Carboxin
- Names: Preferred IUPAC name 2-methyl-N-phenyl-5,6-dihydro-1,4-oxathiine-3-carboxamide

Identifiers
- CAS Number: 5234-68-4;
- 3D model (JSmol): Interactive image;
- Beilstein Reference: 983249
- ChEBI: CHEBI:3405;
- ChEMBL: ChEMBL1231667^{ [EMBL]};
- ChemSpider: 20027;
- ECHA InfoCard: 100.023.665
- EC Number: 226-031-1;
- PubChem CID: 21307;
- UNII: 5A8K850HDE;
- CompTox Dashboard (EPA): DTXSID0023951 ;

Properties
- Chemical formula: C_{12}H_{13}NO_{2}S
- Molar mass: 235.3
- Appearance: Off-white solid
- Density: 1.45 g/cm^{3}
- Melting point: 91.5°C
- Solubility in water: 134 mg/L
- log P: 2.3
- Hazards: GHS labelling:
- Pictograms: GHS07: Exclamation mark GHS08: Health hazard GHS09: Environmental hazard
- Signal word: Warning
- Hazard statements: H317, H373, H410
- Precautionary statements: P260, P261, P272, P273, P280, P302+P352, P319, P321, P333+P313, P362+P364, P391, P501

Related compounds
- Related compounds: Oxycarboxin

= Carboxin =

Chemical compound used to kill fungi

Carboxin is a narrow-spectrum fungicide used as a seed treatment in agriculture to protect crops from fungal diseases. It was first marketed by Uniroyal in 1969 using their brand name Vitavax. The compound is a benzanilide analog that combines a heterocyclic acid with aniline to give an inhibitor of succinate dehydrogenase (SDHI).

==Synthesis==
The first synthesis of carboxin was disclosed in patents filed by Uniroyal.

Ethyl 2-chloroacetoacetate is treated with 2-mercaptoethanol and base, followed by cyclisation and water removal under acidic conditions. The resultant ethyl ester of the 1,4-oxathiine heterocycle is then formed into an amide with aniline using standard conditions via the carboxylic acid and acid chloride. This gives carboxin in high overall yield. The compound has been crystallised in two polymorphic forms, which have equal biological activity.

== Mechanism of action ==
The mechanism of action of carboxin was not established until several years after it was first reported in 1966. In the period 1971–1975, evidence grew that it acted by inhibition of succinate dehydrogenase (SDHI), and later work showed that it binds to the quinone reduction site of the enzyme complex, preventing ubiquinone from doing so. As a consequence, the tricarboxylic acid cycle and electron transport chain cannot function.

The compound was an early example of a fungicide exhibiting systemic movement from its application site on the crop plant to protect newly-growing tissue.

==Usage==
Owing to its systemic properties, carboxin is suitable for use as a seed treatment to give fungal control on the growing crop. However, it controls a relatively narrow range of species: mainly Tilletia spp. (known as bunts and smuts) in cereal crops and Rhizoctonia in cotton and vegetables.

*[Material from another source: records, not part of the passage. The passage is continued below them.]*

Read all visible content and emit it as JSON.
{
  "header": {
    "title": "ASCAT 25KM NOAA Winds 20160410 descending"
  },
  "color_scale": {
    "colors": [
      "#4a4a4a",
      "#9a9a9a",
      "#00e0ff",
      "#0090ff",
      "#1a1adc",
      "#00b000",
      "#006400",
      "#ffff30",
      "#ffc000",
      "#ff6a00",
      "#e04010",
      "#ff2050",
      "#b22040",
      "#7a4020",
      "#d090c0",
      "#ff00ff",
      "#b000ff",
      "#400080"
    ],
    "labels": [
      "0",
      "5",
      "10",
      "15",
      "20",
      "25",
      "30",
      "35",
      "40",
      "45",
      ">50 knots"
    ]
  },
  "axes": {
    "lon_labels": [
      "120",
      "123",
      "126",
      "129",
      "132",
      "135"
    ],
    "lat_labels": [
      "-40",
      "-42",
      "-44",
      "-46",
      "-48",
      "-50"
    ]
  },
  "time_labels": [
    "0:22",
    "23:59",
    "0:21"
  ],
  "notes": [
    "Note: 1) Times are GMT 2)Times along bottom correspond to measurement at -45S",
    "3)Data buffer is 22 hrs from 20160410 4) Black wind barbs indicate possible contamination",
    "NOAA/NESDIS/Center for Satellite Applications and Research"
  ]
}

The compound was used in Australia, the EU, the UK and the US but registration has lapsed in the EU. It was reported to have had a total worldwide sales of $75 million in 2014.

== Human safety ==
Carboxin has low mammalian toxicity and is not persistent in the environment. One of its metabolites, the sulfone, is also active as an SDHI and has been sold as the fungicide oxycarboxin.

==Analogues==
Carboxin was the first SDHI-type fungicide and its invention triggered a search for compounds with improved properties, particularly for active ingredients which would control a broader range of economically-important diseases. Boscalid, introduced in 2003, retained the aniline amide part-structure but with a pyridine ring in place of the 1,4-oxathiine and with a second benzene ring attached to the aniline portion. By 2014, it had annual sales of $390 million.

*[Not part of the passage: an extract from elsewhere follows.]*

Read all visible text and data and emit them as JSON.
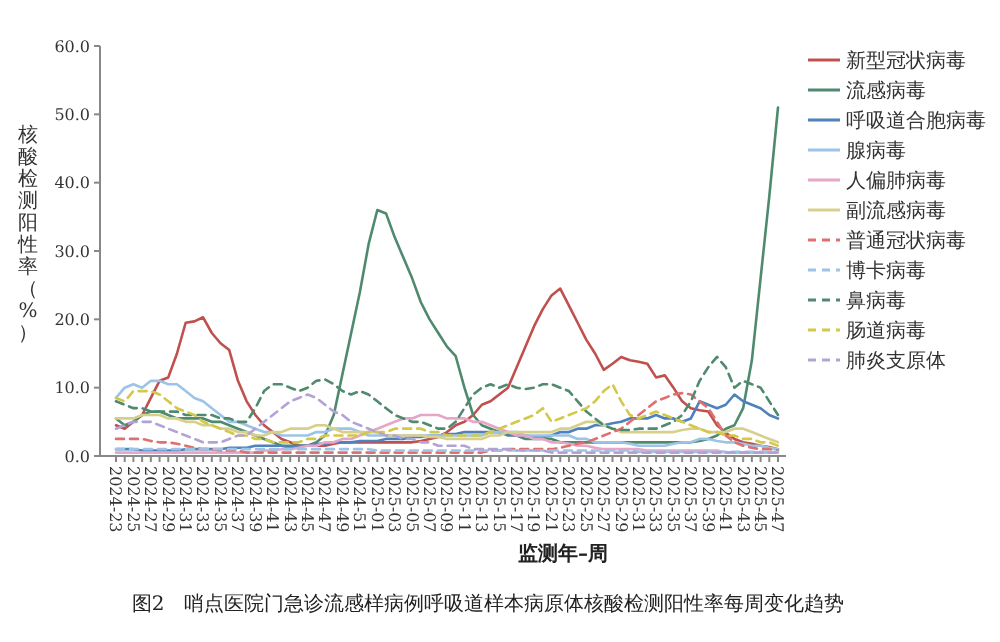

As of 2023, over 18 related amides had been marketed, with seven of these being derivatives of 3-(Difluoromethyl)-1-methyl-1H-pyrazole-4-carboxylic acid. The Fungicides Resistance Action Committee (FRAC) assigns fungicides into classes so as to facilitate resistance management and SDHI form one group.

==Brands==
Carboxin is the ISO common name for the active ingredient which is formulated into the branded product sold to end-users. Vitavax is the brand name originally used by Uniroyal but as the compound's patents expired it became available to many other manufacturers and has been sold under multiple names.